Temirov has rejected the charges, telling the Committee to Protect Journalists (CPJ) that he obtained a Kyrgyz passport with his Kyrgyz birth certificate. 

CPJ Program Director Carlos Martínez de la Serna said, “Kyrgyz law enforcement agencies appear intent on silencing journalist Bolot Temirov for nothing other than his tenacity in covering allegations of corruption.” De la Serna called on Kyrgyz authorities to drop the charges against Temirov and allow Temirov and his staff to continue their work.

That does not seem to be what Kyrgyz authorities intend to do. 

On April 28, the Kyrgyz Prosecutor General’s Office announced that its investigation into Temirov’s accusation that the drugs had been planted by police had concluded, clearing the police of any wrongdoing.

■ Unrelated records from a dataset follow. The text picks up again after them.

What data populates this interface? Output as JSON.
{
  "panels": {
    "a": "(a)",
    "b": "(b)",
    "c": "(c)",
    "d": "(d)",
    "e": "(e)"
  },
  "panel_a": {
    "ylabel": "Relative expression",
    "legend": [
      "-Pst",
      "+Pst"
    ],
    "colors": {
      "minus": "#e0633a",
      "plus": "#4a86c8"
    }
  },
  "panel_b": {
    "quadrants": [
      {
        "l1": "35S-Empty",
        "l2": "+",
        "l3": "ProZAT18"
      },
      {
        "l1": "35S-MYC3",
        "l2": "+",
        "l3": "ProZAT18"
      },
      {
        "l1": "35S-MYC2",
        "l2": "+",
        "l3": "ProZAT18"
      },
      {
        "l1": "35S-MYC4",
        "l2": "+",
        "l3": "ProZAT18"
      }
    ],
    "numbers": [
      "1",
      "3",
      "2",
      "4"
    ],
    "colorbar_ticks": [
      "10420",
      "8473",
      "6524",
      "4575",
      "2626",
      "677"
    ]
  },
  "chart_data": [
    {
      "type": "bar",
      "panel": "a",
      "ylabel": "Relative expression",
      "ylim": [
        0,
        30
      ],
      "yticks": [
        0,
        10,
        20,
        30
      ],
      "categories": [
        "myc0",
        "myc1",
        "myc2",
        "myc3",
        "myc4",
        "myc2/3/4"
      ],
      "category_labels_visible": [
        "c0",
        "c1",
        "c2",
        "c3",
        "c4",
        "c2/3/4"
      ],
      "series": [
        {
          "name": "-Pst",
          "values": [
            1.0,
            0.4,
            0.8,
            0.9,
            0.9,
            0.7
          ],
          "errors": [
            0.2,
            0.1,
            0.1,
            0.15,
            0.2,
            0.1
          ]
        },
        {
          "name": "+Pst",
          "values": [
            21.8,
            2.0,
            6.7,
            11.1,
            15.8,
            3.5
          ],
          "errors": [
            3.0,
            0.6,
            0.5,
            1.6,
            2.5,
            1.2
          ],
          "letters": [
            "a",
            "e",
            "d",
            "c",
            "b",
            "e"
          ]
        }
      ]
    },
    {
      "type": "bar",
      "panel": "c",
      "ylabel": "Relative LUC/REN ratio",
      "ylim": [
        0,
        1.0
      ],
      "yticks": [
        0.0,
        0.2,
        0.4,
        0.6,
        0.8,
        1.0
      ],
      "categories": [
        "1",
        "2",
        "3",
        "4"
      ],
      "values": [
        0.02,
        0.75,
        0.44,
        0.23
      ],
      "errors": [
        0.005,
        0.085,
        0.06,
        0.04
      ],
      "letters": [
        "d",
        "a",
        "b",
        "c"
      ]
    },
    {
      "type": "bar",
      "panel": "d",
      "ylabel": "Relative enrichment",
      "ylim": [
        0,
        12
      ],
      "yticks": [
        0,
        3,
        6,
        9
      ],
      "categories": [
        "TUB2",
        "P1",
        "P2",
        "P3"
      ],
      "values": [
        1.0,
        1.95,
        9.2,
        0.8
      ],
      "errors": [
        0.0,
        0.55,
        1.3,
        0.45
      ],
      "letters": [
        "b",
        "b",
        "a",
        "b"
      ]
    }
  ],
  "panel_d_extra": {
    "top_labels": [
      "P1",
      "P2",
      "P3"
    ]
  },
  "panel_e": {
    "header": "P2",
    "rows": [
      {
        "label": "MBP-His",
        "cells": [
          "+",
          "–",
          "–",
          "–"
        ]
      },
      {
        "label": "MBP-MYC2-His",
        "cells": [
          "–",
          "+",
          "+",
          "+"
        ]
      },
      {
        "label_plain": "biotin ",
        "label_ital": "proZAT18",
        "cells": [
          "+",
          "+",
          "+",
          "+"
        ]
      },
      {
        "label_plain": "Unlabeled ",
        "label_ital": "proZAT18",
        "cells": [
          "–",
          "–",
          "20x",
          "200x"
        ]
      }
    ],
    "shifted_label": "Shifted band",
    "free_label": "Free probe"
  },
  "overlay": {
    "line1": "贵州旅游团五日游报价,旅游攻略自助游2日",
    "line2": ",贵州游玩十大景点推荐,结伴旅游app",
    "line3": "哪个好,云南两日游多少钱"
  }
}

Last week, Bishkek police said they intended to prosecute the new charges alongside the drug charges. Temirov could face 10 to 15 years in prison. He’s called the new charges absurd and stated that he does not intend to stop his work investigating corruption.

As Eurasianet’s Ayzirek Imanaliyeva reported, just as authorities announced the latest charges a slick anonymously produced video circulated on social media asking “Who is Bolot Temirov?” and stating that he is a “pretend patriot.”

Timing is everything. That such a video appeared online the same day authorities levied new charges suggests at the very least coordination.